Crate pausable_clock[][src]

Expand description

Pausable Clock

This crate provides a clock that can be paused … (duh?). The provided struct PausableClock allows you to get the current time in a way that respects the atomic state and history of the clock. Put more simply, a pausable clock’s elapsed time increases at the same as real time but only when the clock is resumed.

Features

  • Thread-Safe: (Send/Sync) All operations on the clock are atomic or use std mutexes
  • Resume Notification: the wait_for_resume method will block until the clock is resumed (if the clock is paused)
  • Resume Notification: the wait_for_pause method will block until the clock is paused (if the clock is running)
  • Guarantees: Just like std::time::Instant::now() guarantees that time always increases, PausableClock guarantees that the time returned by clock.now() while the clock is paused is >= any other instant returned before the clock was paused.
  • Unpausable Tasks: We provide methods called run_unpausable and run_if_resumed that allow tasks to be run that can prevent the clock from being paused while they are still running.
  • Unresumable Tasks: We provide a methods run_unresumable and run_if_paused that allow tasks to be run that can prevent the clock from being resumed while they are still running.
  • There is a significant amount of weakly-ordered atomic operation going on in this library to make sure the calls to now and unpausable task don’t require any locks. I can’t claim that it is provably correct, but it has been tested to high degree of certainty on x86_64 processors.

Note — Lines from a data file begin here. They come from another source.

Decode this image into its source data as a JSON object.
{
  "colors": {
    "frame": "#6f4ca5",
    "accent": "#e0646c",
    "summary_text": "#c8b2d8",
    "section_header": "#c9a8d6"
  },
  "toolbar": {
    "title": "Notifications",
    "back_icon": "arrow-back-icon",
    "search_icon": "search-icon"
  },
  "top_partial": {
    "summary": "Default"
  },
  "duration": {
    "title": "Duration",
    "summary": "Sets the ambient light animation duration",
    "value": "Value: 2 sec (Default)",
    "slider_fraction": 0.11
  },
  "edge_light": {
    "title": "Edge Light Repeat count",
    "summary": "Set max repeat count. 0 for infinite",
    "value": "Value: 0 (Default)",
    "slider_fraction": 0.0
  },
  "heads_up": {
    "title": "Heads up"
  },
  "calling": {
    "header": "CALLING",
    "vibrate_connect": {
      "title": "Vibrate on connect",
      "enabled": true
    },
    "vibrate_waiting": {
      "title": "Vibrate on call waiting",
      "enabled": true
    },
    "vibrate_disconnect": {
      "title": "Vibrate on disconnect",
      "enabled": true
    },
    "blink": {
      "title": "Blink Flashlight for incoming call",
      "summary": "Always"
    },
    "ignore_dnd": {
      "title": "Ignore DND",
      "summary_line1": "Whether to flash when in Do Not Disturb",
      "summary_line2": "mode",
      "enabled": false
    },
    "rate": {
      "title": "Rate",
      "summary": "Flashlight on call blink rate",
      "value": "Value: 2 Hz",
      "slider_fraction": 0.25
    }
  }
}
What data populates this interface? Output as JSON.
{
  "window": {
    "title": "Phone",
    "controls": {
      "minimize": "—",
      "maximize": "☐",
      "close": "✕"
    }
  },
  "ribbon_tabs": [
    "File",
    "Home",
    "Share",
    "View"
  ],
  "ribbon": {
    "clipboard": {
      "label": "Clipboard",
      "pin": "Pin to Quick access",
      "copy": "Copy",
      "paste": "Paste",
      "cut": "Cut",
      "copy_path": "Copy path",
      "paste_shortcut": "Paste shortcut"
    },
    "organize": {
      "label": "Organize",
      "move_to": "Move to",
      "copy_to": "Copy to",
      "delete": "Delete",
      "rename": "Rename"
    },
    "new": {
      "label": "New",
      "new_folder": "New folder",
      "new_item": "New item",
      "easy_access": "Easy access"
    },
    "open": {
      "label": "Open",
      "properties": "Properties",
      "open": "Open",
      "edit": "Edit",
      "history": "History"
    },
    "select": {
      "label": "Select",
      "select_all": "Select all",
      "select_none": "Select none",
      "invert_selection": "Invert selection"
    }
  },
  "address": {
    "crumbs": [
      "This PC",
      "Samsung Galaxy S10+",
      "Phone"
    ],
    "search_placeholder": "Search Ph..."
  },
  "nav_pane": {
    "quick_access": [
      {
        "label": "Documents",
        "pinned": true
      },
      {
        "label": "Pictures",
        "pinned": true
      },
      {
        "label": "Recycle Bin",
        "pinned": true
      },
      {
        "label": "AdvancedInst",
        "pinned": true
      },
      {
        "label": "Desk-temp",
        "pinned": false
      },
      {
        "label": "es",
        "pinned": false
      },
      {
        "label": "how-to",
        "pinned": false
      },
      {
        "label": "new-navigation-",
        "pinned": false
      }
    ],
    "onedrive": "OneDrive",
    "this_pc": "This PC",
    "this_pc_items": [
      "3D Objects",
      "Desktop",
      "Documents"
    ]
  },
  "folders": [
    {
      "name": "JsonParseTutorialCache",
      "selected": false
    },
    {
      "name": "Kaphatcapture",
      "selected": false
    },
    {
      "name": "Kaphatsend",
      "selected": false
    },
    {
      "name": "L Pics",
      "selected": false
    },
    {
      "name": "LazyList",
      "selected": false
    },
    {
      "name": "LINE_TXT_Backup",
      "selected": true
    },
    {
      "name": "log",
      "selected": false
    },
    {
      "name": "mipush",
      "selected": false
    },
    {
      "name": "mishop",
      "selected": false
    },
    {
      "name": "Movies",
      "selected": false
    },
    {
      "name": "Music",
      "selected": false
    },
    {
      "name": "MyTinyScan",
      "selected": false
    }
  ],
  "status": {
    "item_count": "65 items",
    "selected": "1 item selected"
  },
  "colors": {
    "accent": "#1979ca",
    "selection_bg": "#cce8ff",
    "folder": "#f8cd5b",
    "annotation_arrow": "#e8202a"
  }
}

Tests on weakly ordered systems are forthcoming as are loom-based tests.

Example


let clock = Arc::new(PausableClock::default());

// With the default parameters, there should be no difference
// between the real time and the clock's time
assert!(Instant::from(clock.now()).elapsed().as_millis() == 0);

// Pause the clock right after creation
clock.pause();

// Clone the arc of the clock to pass to a new thread
let clock_clone = clock.clone();

let t = thread::spawn(move || {
    // In the new thread, just wait for resume
    clock_clone.wait_for_resume();
});

// Sleep for a sec, then resume the clock
let sleep_start = Instant::now();
thread::sleep(Duration::from_secs(1));
let slept = sleep_start.elapsed().as_secs_f64();

clock.resume();

// Wait for the spawned thread to unblock
t.join().unwrap();

// After being paused for a second, the clock is now a second behind
assert!((Instant::from(clock.now()).elapsed().as_secs_f64() - slept).abs() <= 0.001);

Caveats

  • We use an AtomicU64 to contain the entire state of the pausable clock, so the granularity of the instant’s produced by the clock is milliseconds. This means the maximum time the timer can handle is on the order of hundreds of thousands of years.
  • Reads of the pause state for PausableClock::is_paused is done atomically with Ordering::Relaxed. That allows the call to be slightly faster, but it means you shouldn’t think it as fencing a operations

Structs

PausableClock

Source of time information that can be paused and resumed. At its heart it is a reference instant in real time, a record of elapsed time, and an atomic state stored in a u64

PausableInstant

Native representation of a paused instant that contains the reference time and the elapsed time on the clock from the reference time.